In summary, sales tax reform will provide a more stable foundation on which the government can maintain vital public services and effectively manage the problem of Canada's debt. It will bring an overall improvement in the fairness of the tax system. It will make federal sales taxation more visible to the consumer. And it will result in major gains in economic output in the range of $9 billion a year--gains that will be felt in all sectors of the economy and in all regions of Canada.
I said at the outset that this budget is about Canada's future. As Canadians, we want a Canada that is able to protect and strengthen the fundamental values that define us as a nation. Let me paraphrase the recent Speech from the Throne. We want: a Canada which is caring and compassionate, with the capacity to maintain the social and cultural programs and other important public services that Canadians need;
- a Canada, economically strong and fully competitive with the world's trading nations, that continues to create good jobs and opportunities for all its people into the 1990's and beyond;
- a Canada, progressive and adaptable, able to meet priorities such as skills training and the protection of our environment;
- in short, a Canada that can guarantee a rising standard of living and a better quality of life to pass on to the next generation.
That is our duty as a government. That is our obligation as responsible managers. That is surely our goal as Canadians. This budget helps us achieve that goal. The combination of actions set out in the budget will help us safeguard the kind of Canada we want to leave to our children and our grandchildren.
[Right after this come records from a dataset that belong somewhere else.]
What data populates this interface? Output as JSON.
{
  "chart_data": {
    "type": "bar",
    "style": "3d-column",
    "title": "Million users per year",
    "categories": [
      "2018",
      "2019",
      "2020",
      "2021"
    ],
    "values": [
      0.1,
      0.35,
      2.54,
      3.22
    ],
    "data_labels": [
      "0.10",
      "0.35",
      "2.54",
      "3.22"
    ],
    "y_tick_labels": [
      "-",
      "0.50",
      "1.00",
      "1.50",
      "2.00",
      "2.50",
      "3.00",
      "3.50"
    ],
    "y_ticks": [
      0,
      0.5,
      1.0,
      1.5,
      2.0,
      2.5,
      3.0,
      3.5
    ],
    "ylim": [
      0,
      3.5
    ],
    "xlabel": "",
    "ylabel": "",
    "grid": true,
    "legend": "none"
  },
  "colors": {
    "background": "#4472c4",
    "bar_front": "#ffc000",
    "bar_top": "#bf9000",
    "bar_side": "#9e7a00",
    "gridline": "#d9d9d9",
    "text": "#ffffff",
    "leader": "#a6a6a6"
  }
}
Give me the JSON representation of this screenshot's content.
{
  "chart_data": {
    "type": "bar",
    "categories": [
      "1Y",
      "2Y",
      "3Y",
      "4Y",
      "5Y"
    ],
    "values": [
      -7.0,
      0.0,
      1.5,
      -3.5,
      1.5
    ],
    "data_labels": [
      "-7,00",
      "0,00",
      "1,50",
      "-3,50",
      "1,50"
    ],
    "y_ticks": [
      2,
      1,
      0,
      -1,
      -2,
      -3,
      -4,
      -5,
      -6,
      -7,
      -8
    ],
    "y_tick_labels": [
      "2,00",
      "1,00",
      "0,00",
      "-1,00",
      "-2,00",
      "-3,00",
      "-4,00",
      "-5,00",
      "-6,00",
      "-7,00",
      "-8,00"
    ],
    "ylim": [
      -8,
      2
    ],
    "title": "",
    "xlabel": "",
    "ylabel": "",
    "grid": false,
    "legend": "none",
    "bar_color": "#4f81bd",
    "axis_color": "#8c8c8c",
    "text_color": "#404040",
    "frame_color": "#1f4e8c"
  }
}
The appreciation of the meeting was expressed by Sarah Band, President, The Empire Club of Canada.
Madam President, Mr. Minister, Mr. and Mrs. Wilson, honoured guests. Let me first thank The Canadian Club for the wisdom it has shown today in inviting a great Canadian to speak to us. No other person in our country has demonstrated the care for his country and willingness to work for it that Michael Wilson has. Let me express my appreciation for the way he has tried to make our country better for all of us. Thank you for that Michael.
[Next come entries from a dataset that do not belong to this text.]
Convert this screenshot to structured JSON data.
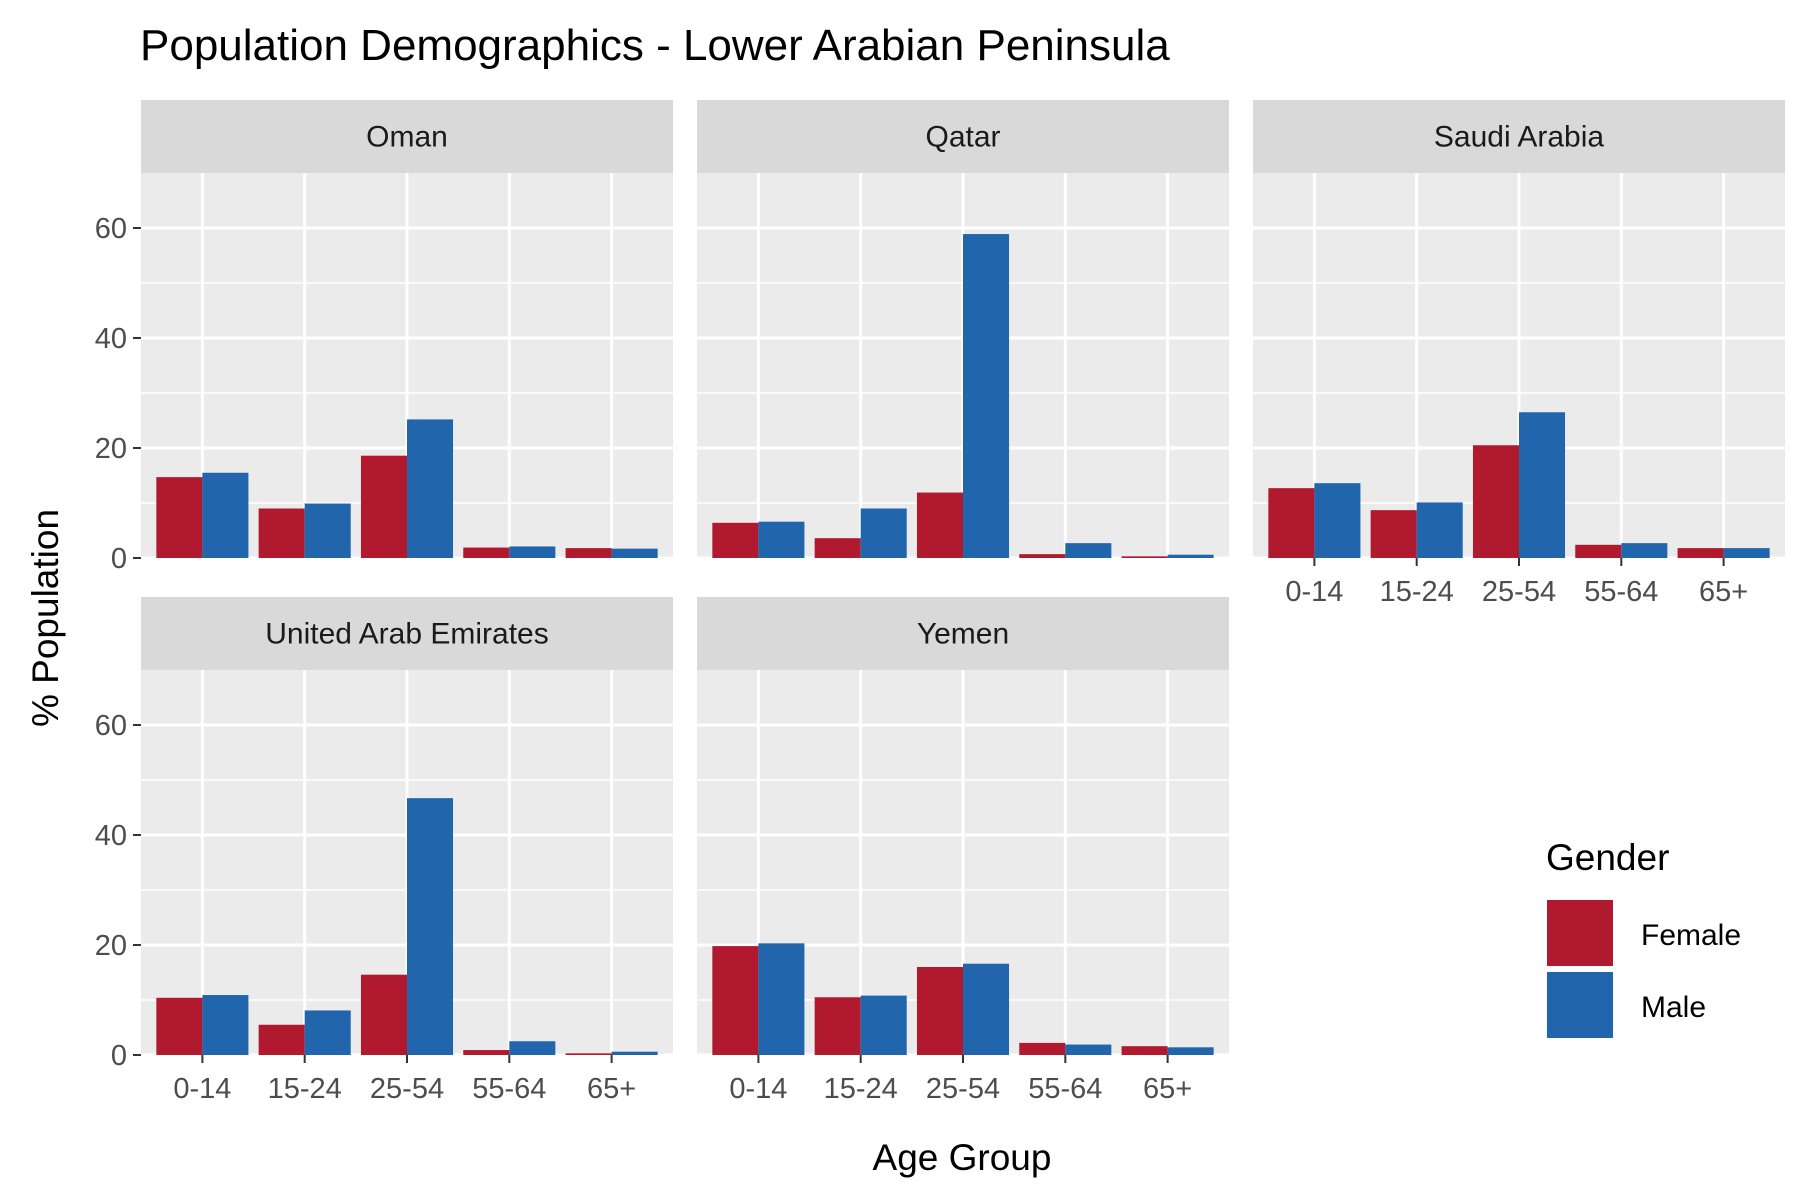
{
  "chart_data": {
    "type": "bar",
    "title": "Population Demographics - Lower Arabian Peninsula",
    "xlabel": "Age Group",
    "ylabel": "% Population",
    "ylim": [
      0,
      70
    ],
    "yticks": [
      0,
      20,
      40,
      60
    ],
    "grid": true,
    "categories": [
      "0-14",
      "15-24",
      "25-54",
      "55-64",
      "65+"
    ],
    "legend": {
      "title": "Gender",
      "position": "right",
      "entries": [
        "Female",
        "Male"
      ]
    },
    "colors": {
      "Female": "#B0192E",
      "Male": "#2166AC"
    },
    "facets": [
      {
        "name": "Oman",
        "series": [
          {
            "name": "Female",
            "values": [
              14.7,
              9.0,
              18.6,
              1.9,
              1.8
            ]
          },
          {
            "name": "Male",
            "values": [
              15.5,
              9.9,
              25.2,
              2.1,
              1.7
            ]
          }
        ]
      },
      {
        "name": "Qatar",
        "series": [
          {
            "name": "Female",
            "values": [
              6.4,
              3.6,
              11.9,
              0.7,
              0.3
            ]
          },
          {
            "name": "Male",
            "values": [
              6.6,
              9.0,
              58.9,
              2.7,
              0.6
            ]
          }
        ]
      },
      {
        "name": "Saudi Arabia",
        "series": [
          {
            "name": "Female",
            "values": [
              12.7,
              8.7,
              20.5,
              2.4,
              1.8
            ]
          },
          {
            "name": "Male",
            "values": [
              13.6,
              10.1,
              26.5,
              2.7,
              1.8
            ]
          }
        ]
      },
      {
        "name": "United Arab Emirates",
        "series": [
          {
            "name": "Female",
            "values": [
              10.4,
              5.5,
              14.6,
              0.9,
              0.3
            ]
          },
          {
            "name": "Male",
            "values": [
              10.9,
              8.1,
              46.7,
              2.5,
              0.6
            ]
          }
        ]
      },
      {
        "name": "Yemen",
        "series": [
          {
            "name": "Female",
            "values": [
              19.8,
              10.5,
              16.0,
              2.2,
              1.6
            ]
          },
          {
            "name": "Male",
            "values": [
              20.3,
              10.8,
              16.6,
              1.9,
              1.4
            ]
          }
        ]
      }
    ]
  }
}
I could stop there, however the relationship that I've had with Michael Wilson goes a lot further than that, and I welcome this opportunity today to publicly thank him. My admiration for our speaker is totally apparent, partially because I share a very small responsibility and a very large degree of pride in getting him out of the Bay Street closet and into the Ottawa Cabinet.
When I was first introduced to Michael it was to encourage him to enter politics. When I called I was told he was at home with a strained back. My immediate reaction was to identify the prospective candidate as a stockbroker with a weak back. Today he has shown us that he has a very strong back. He rose from his bed of pain and swept to victory. Michael Wilson is now the longest serving Finance Minister in Canada and, in spite of those who would insist that's because he has taken a long time to learn the job correctly, he is the first to have addressed the critical fiscal emergency in which we find ourselves today.
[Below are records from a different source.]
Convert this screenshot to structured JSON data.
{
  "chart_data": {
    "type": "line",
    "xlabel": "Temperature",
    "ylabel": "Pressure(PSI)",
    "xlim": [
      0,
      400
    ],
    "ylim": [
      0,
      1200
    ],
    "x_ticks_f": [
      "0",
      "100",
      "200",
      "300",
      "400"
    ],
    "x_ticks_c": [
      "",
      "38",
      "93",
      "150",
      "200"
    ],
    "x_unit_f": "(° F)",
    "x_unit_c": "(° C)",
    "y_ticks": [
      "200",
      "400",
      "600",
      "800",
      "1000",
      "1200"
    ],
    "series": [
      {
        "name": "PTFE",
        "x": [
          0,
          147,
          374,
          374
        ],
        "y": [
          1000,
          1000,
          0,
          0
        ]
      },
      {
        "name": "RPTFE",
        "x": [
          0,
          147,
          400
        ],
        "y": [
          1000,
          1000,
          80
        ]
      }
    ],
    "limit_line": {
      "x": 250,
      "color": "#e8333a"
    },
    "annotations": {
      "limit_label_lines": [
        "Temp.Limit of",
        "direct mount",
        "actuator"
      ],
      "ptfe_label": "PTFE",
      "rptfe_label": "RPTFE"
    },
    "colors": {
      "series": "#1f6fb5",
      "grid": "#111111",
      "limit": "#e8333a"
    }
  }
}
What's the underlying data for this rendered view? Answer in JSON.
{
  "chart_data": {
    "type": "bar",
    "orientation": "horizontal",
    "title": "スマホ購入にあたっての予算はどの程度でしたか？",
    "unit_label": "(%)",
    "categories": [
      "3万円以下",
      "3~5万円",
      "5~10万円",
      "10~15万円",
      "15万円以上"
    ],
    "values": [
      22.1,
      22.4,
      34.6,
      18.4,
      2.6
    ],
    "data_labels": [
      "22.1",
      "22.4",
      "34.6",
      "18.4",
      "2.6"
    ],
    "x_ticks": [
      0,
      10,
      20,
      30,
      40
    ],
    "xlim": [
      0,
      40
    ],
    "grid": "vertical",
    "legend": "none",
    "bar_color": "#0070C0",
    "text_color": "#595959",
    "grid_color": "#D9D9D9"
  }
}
Today you have had the opportunity to see the Michael Wilson I know and admire. He has given us medicine that is hard to take, but with true compassion. His choice of career was made with the same concern for others that he has shown today. Michael, on behalf of The Canadian and Empire Clubs, and of course myself, please accept our sincere thanks for your contribution to Canada and for expressing your concerns so eloquently to us today.